ECLI:NL:RBROT:2020:3900

Rechtbank Rotterdam

Datum uitspraak
17 januari 2020
Publicatiedatum
29 april 2020
Zaaknummer
C/10/588188 / JE RK 19-3805
Instantie
Rechtbank Rotterdam
Type
Uitspraak
Procedures
  • Beschikking
Rechters
Vindplaatsen
  • Rechtspraak.nl
AI samenvatting door LexboostAutomatisch gegenereerd

Verlenging ondertoezichtstelling en uithuisplaatsing van minderjarigen in het kader van jeugdbescherming

In deze zaak heeft de kinderrechter van de Rechtbank Rotterdam op 17 januari 2020 uitspraak gedaan in een verzoek tot verlenging van de ondertoezichtstelling en uithuisplaatsing van twee minderjarigen, [voornaam minderjarige 1] en [voornaam minderjarige 2]. De kinderrechter heeft de verzoeken van de gecertificeerde instelling (GI) Jeugdbescherming West Zuid-Holland gehonoreerd, waarbij de ondertoezichtstelling van [voornaam minderjarige 1] is verlengd tot 12 oktober 2020 en die van [voornaam minderjarige 2] tot 2 februari 2021. Tevens is de machtiging tot uithuisplaatsing van [voornaam minderjarige 1] in een accommodatie van een jeugdhulpaanbieder verlengd tot 12 oktober 2020.

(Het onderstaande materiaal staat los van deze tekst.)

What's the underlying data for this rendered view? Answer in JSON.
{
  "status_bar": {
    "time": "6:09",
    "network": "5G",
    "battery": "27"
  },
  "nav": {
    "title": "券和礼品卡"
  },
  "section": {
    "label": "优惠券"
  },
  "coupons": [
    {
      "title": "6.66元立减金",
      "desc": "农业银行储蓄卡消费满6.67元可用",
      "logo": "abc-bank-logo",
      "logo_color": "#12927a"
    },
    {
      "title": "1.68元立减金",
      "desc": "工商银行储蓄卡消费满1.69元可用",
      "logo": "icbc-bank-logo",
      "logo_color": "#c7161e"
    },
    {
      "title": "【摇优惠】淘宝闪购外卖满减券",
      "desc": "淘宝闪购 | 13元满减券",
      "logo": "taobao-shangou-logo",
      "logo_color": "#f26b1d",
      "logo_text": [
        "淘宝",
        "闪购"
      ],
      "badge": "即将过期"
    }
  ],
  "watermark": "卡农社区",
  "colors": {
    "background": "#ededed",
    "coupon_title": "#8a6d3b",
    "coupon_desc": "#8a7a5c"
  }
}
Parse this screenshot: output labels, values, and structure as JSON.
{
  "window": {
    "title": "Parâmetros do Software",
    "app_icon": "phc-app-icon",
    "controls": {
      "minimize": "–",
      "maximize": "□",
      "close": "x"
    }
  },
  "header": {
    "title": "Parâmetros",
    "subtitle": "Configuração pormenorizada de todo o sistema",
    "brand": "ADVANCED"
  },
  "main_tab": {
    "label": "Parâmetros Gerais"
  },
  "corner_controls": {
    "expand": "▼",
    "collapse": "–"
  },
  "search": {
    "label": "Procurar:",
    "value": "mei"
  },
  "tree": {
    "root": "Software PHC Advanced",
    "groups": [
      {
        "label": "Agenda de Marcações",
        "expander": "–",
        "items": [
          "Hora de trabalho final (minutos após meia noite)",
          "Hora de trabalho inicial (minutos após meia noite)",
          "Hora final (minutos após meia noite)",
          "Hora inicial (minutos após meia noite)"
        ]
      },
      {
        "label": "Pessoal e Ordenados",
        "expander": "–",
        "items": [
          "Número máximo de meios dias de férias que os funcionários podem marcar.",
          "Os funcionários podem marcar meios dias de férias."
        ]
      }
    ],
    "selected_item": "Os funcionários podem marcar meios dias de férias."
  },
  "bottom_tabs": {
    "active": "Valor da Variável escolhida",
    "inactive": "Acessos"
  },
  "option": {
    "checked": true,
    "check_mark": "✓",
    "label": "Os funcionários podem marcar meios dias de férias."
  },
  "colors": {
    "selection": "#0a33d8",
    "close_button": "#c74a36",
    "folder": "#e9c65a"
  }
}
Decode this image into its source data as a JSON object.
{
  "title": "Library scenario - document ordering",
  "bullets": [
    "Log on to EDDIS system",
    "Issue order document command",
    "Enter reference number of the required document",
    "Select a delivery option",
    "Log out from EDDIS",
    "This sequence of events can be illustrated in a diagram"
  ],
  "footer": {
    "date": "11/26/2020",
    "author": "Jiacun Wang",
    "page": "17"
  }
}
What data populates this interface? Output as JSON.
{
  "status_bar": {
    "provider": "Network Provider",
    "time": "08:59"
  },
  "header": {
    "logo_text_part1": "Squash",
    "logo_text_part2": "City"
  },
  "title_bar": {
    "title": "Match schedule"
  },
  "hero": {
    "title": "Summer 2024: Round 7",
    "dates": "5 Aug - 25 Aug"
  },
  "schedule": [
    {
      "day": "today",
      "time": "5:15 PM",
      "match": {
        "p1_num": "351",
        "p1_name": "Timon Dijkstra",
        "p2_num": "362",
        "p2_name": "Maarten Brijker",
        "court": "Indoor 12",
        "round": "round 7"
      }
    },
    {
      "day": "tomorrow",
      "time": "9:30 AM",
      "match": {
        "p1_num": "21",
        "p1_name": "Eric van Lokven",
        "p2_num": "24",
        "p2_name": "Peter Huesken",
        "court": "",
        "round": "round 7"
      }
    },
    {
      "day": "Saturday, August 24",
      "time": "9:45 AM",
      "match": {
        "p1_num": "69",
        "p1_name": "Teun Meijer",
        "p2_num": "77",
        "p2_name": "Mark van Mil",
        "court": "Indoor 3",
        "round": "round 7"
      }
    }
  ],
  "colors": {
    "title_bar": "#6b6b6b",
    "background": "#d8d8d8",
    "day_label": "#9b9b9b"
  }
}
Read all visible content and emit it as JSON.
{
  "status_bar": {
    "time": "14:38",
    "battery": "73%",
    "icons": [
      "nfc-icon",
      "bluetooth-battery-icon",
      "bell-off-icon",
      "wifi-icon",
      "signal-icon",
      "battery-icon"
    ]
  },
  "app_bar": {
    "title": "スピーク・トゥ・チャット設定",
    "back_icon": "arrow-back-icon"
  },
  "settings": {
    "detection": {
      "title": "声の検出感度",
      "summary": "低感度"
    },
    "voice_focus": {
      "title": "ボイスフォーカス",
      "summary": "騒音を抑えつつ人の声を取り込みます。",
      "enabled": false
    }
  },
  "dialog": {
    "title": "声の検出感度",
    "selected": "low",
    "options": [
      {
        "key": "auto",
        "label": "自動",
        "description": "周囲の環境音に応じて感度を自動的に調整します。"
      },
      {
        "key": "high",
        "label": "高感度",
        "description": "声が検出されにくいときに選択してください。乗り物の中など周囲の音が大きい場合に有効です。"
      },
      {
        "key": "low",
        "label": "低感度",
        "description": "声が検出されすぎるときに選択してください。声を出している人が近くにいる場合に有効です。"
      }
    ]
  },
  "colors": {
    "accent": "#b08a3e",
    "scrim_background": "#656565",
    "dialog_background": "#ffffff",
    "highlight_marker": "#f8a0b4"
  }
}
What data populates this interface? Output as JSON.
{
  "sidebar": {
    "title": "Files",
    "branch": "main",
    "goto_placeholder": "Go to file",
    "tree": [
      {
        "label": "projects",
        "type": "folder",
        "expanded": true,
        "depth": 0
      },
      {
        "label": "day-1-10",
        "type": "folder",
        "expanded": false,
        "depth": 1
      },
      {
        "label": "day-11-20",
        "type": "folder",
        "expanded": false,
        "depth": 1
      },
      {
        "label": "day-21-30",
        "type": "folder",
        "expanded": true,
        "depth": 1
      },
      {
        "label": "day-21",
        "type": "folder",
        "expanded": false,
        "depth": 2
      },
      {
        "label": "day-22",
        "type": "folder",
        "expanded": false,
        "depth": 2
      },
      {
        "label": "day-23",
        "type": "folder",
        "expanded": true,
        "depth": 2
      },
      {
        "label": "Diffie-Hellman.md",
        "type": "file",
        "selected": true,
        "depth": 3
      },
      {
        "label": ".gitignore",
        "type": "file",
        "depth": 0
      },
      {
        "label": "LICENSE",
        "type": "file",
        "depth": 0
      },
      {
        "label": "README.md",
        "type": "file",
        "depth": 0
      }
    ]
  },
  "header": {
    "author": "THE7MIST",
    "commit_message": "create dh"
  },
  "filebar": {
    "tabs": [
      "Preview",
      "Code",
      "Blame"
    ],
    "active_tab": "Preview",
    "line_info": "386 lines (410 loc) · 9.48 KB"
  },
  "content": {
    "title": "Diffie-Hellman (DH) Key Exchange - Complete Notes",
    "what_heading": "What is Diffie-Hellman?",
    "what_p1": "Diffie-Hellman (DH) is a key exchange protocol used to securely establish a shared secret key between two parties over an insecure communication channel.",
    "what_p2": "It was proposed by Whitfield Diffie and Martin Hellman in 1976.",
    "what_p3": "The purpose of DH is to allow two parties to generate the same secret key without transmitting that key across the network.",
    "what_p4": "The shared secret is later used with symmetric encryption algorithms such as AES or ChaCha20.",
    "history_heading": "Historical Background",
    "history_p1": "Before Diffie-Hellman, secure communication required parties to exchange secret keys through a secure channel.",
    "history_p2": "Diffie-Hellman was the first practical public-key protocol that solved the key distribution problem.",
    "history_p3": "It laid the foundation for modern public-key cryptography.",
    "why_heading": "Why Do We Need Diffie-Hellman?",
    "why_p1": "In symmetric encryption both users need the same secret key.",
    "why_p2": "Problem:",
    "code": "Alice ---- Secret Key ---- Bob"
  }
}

De zaak is behandeld met gesloten deuren, waarbij de kinderrechter de belangen van de minderjarigen vooropstelde. De ouders van de kinderen, de moeder en de vader, zijn gehoord, evenals de bijzondere curator. De moeder heeft ingestemd met de verzoeken voor [voornaam minderjarige 1], maar is tegen de verlenging van de ondertoezichtstelling van [voornaam minderjarige 2]. De vader steunt de verzoeken van de GI, gezien de zorgen over de ontwikkeling van [voornaam minderjarige 2].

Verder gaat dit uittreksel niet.